12.2 Bouwregels
12.2.1 Op en in de voor Waterstaat-Waterkering bestemde gronden is het niet toegestaan te bouwen, met uitzondering van bouwwerken ten behoeve van de in lid 12.1 bedoelde functie.
12.2.2 Burgemeester en Wethouders kunnen vrijstelling verlenen van het bepaalde onder 12.2.1 ten behoeve van bebouwing als toegestaan ingevolge ter plaatse op de verbeelding aangewezen andere bestemmingen, indien door de bouw en situering van de betreffende bebouwing geen schade wordt of kan worden toegebracht aan de waterkering. Burgemeester en wethouders winnen alvorens vrijstelling te verlenen advies in bij de waterkeringbeheerder.

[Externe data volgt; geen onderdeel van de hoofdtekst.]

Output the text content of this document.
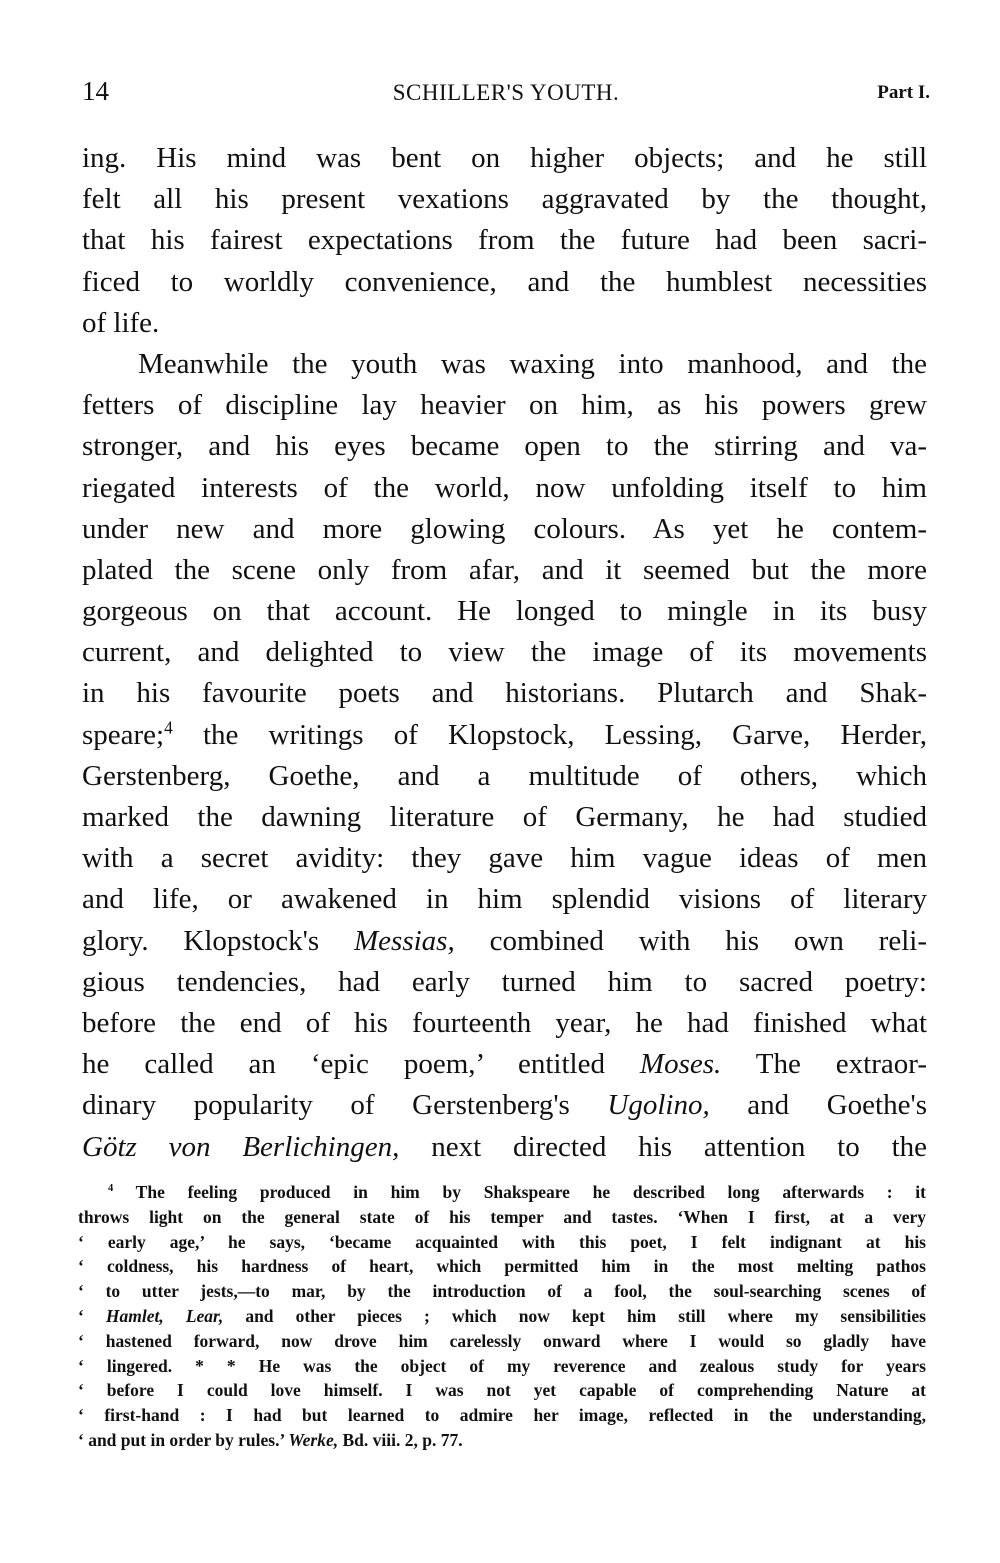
14	SCHILLER'S YOUTH.	Part I.
ing. His mind was bent on higher objects; and he still
felt all his present vexations aggravated by the thought,
that his fairest expectations from the future had been sacri-
ficed to worldly convenience, and the humblest necessities
of life.
Meanwhile the youth was waxing into manhood, and the
fetters of discipline lay heavier on him, as his powers grew
stronger, and his eyes became open to the stirring and va-
riegated interests of the world, now unfolding itself to him
under new and more glowing colours. As yet he contem-
plated the scene only from afar, and it seemed but the more
gorgeous on that account. He longed to mingle in its busy
current, and delighted to view the image of its movements
in his favourite poets and historians. Plutarch and Shak-
speare;$^4$ the writings of Klopstock, Lessing, Garve, Herder,
Gerstenberg, Goethe, and a multitude of others, which
marked the dawning literature of Germany, he had studied
with a secret avidity: they gave him vague ideas of men
and life, or awakened in him splendid visions of literary
glory. Klopstock's Messias, combined with his own reli-
gious tendencies, had early turned him to sacred poetry:
before the end of his fourteenth year, he had finished what
he called an ‘epic poem,’ entitled Moses. The extraor-
dinary popularity of Gerstenberg's Ugolino, and Goethe's
Götz von Berlichingen, next directed his attention to the
$^4$ The feeling produced in him by Shakspeare he described long afterwards : it
throws light on the general state of his temper and tastes. ‘When I first, at a very
‘ early age,’ he says, ‘became acquainted with this poet, I felt indignant at his
‘ coldness, his hardness of heart, which permitted him in the most melting pathos
‘ to utter jests,—to mar, by the introduction of a fool, the soul-searching scenes of
‘ Hamlet, Lear, and other pieces ; which now kept him still where my sensibilities
‘ hastened forward, now drove him carelessly onward where I would so gladly have
‘ lingered. * * He was the object of my reverence and zealous study for years
‘ before I could love himself. I was not yet capable of comprehending Nature at
‘ first-hand : I had but learned to admire her image, reflected in the understanding,
‘ and put in order by rules.’ Werke, Bd. viii. 2, p. 77.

12.3 Omgevingsvergunning voor het uitvoeren van een werk, geen bouwwerk zijnde, of van werkzaamheden
12.3.1 Het is verboden, zonder of in afwijking van een schriftelijke vergunning van Burgemeester en Wethouders (aanlegvergunning), op of in deze gronden de volgende werken, geen bouwwerken zijnde, en/of werkzaamheden uit te voeren:
-
a. het aanbrengen van gesloten verhardingen;
-
b. het aanbrengen of rooien van bomen en/of houtgewas, waarbij stobben worden verwijderd.
-
c. het wijzigen van watergangen en het uitvoeren van afgravings- en ontgrondingswerkzaamheden anders dan normaal spitwerk, dieper dan 30 cm;
-
d. het ophogen van gronden.
12.3.2 De onder lid 12.3.1 bedoelde vergunning is niet vereist voor werken, die:
-
a. het normale onderhoud betreffen;
-
b. het rooien of vellen van bestaand houtgewas betreffen in het kader van normale verzorging en onderhoud;
-
c. werken of werkzaamheden betreffen van ondergeschikte betekenis;
-
d. werken of werkzaamheden betreffen binnen het kader van de normale bodemexploitatie en bodemgebruik.

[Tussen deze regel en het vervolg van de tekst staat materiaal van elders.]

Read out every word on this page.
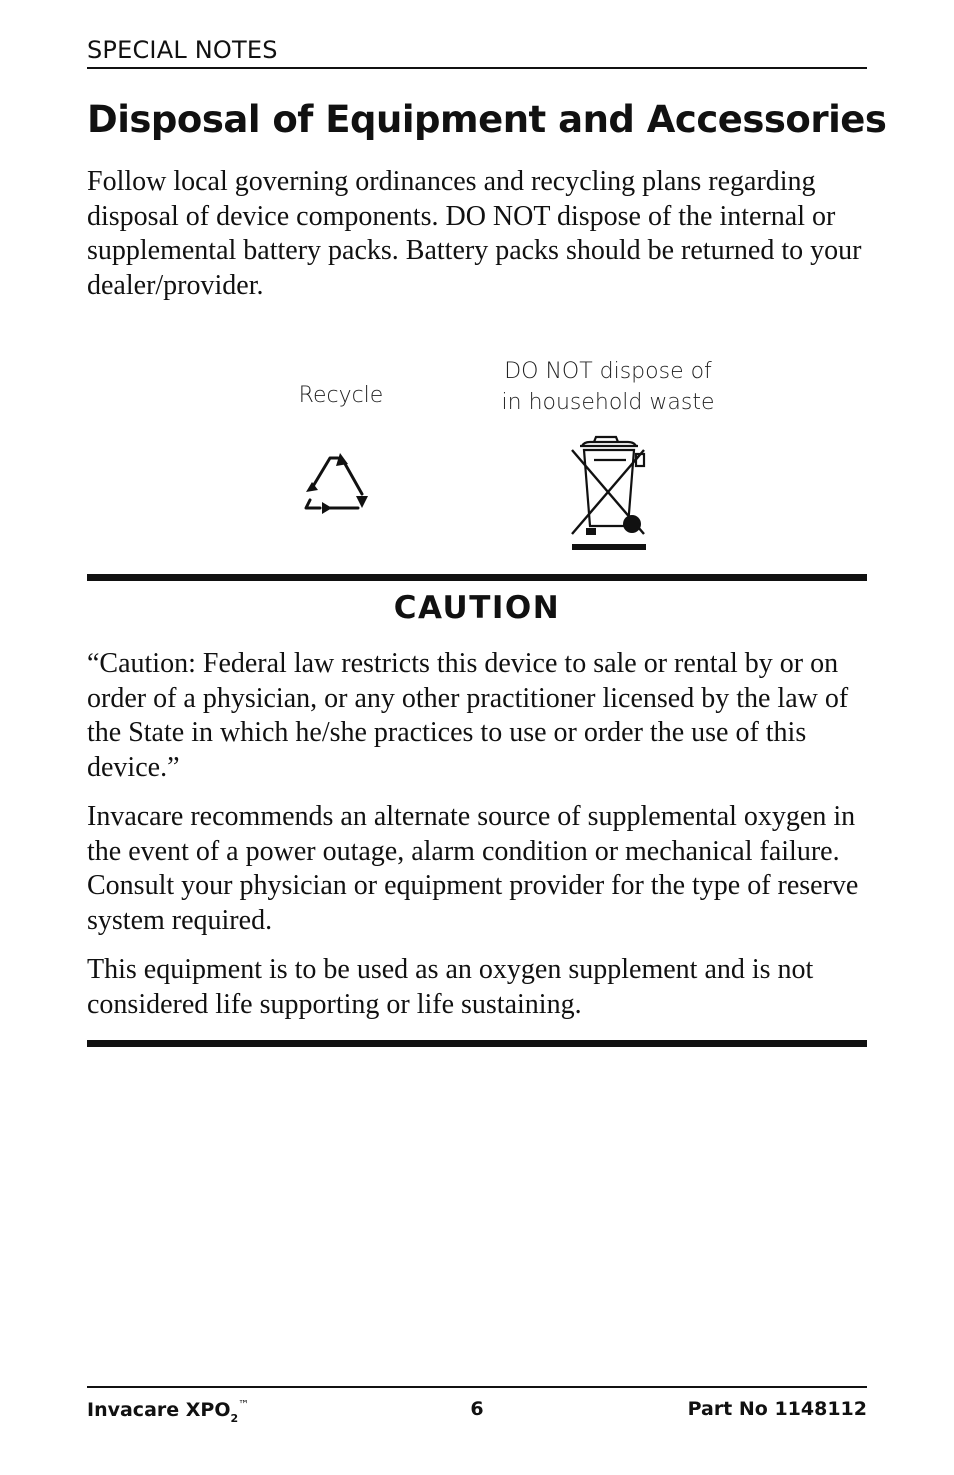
SPECIAL NOTES
Disposal of Equipment and Accessories

Follow local governing ordinances and recycling plans regarding disposal of device components. DO NOT dispose of the internal or supplemental battery packs. Battery packs should be returned to your dealer/provider.

Recycle
DO NOT dispose of
in household waste
CAUTION

“Caution: Federal law restricts this device to sale or rental by or on order of a physician, or any other practitioner licensed by the law of the State in which he/she practices to use or order the use of this device.”

Invacare recommends an alternate source of supplemental oxygen in the event of a power outage, alarm condition or mechanical failure. Consult your physician or equipment provider for the type of reserve system required.

This equipment is to be used as an oxygen supplement and is not considered life supporting or life sustaining.

Invacare $XPO_2™$	6	Part No 1148112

12.3.3 De werken of werkzaamheden als bedoeld onder 12.3.1 zijn slechts toelaatbaar, indien hierdoor geen schade wordt of kan worden toegebracht aan de bedrijfsveiligheid van de betreffende waterkering. Burgemeester en wethouders winnen alvorens een aanlegvergunning te verlenen advies in bij de waterkeringbeheerder.